El Castillo de Bamburg

El Castillo de Bamburgh

 

A unos 85 kilómetros de Newcastle-upon-Tyne se erige el maravilloso castillo de Bamburgh, con una impresionante historia. Se alza sobre una alta roca en la costa del Mar del Norte. Debido a su ubicación, fue uno de los grandes bastiones de la defensa de Inglaterra, tanto por tierra como por mar. Si bien se cree que los primeros restos datan del siglo VI, muchos han encontrado a su alrededor yacimientos de la Edad del Hierro.

Ya en el siglo VI el clérigo Nennius recogió por escrito que Bamburgh era un importante bastión para los reyes ingleses. Fue en este mismo siglo cuando los anglosajones dominaron a los celtas. Bamburgh siguió siendo ocupado por los señores de Saxon durante el siglo IX mientras era atacado por los vikingos, hasta el siglo XI con la invasión de los normandos.

El castillo se convirtió entonces en el centro administrativo de los señores del norte de Northumbria. Cuando Henry Percy se hizo señor de esta región en el siglo XIV, la administración se trasladó al castillo de Percy en Ainwick.
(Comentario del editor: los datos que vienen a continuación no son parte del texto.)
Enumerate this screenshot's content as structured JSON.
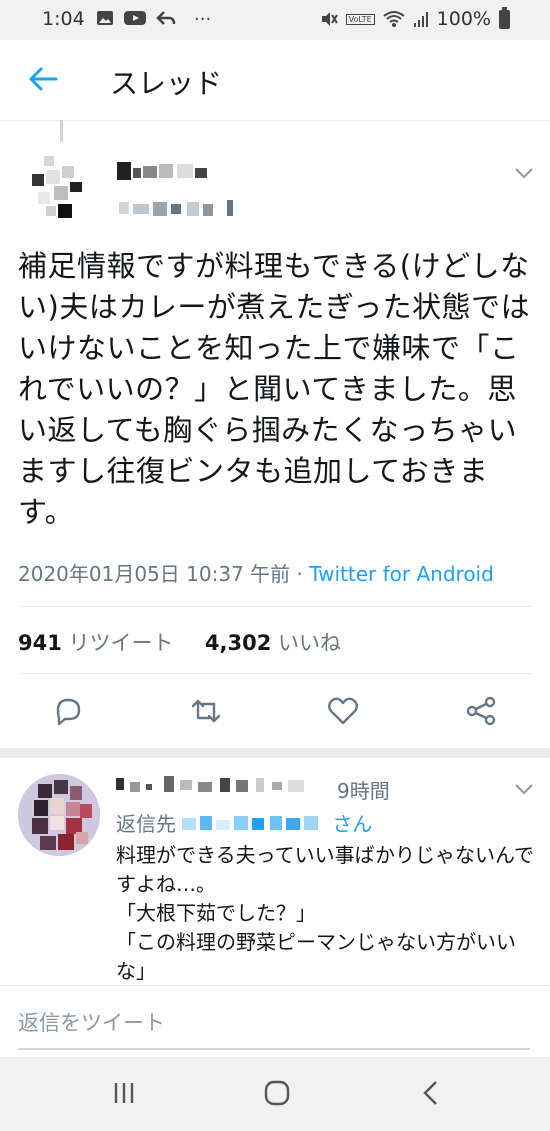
{
  "status_bar": {
    "time": "1:04",
    "left_icons": [
      "image-icon",
      "youtube-icon",
      "reply-arrow-icon",
      "more-icon"
    ],
    "dots": "···",
    "battery": "100%",
    "volte": "VoLTE"
  },
  "header": {
    "title": "スレッド"
  },
  "tweet": {
    "text": "補足情報ですが料理もできる(けどしない)夫はカレーが煮えたぎった状態ではいけないことを知った上で嫌味で「これでいいの？」と聞いてきました。思い返しても胸ぐら掴みたくなっちゃいますし往復ビンタも追加しておきます。",
    "timestamp": "2020年01月05日 10:37 午前 · ",
    "source": "Twitter for Android",
    "retweets_count": "941",
    "retweets_label": " リツイート",
    "likes_count": "4,302",
    "likes_label": " いいね"
  },
  "reply": {
    "time": "9時間",
    "reply_to_prefix": "返信先 ",
    "reply_to_suffix": "さん",
    "text_lines": [
      "料理ができる夫っていい事ばかりじゃないんですよね…。",
      "「大根下茹でした？」",
      "「この料理の野菜ピーマンじゃない方がいいな」"
    ]
  },
  "compose": {
    "placeholder": "返信をツイート"
  },
  "colors": {
    "accent": "#1da1f2",
    "secondary_text": "#657786",
    "divider": "#e6ecf0"
  }
}
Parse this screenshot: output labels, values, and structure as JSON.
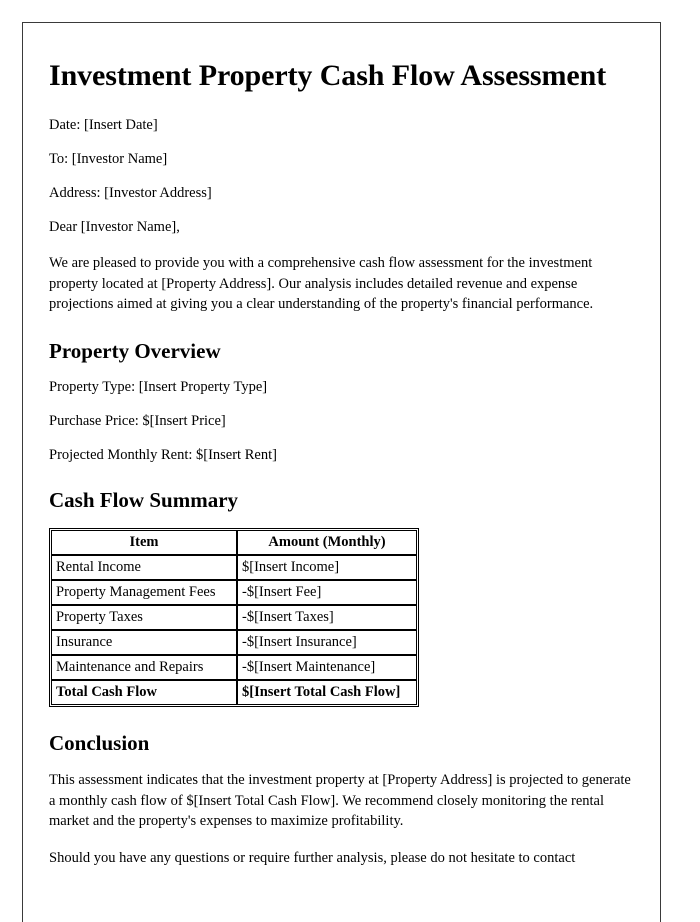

Castillo de Bamburgh desde la costa

Bamburgh siguió siendo un lugar de defensa y de encarcelamiento, así como un refugio para los marineros que naufragaban en sus costas. Llegó a servir como alerta antes de que fuera construido el faro de las islas Fairne. En 1464 sufrió graves daños ante los ataques enemigos y permaneció casi en ruinas hasta que no fue vendido a un ciudadano privado. John Sharpo comenzó su restauración en el siglo XVIII y lo vendió a Lord Armstrong en el siglo XIX. Desde entonces, el castillo se ha mantenido bajo la propiedad de la familia Armstrong.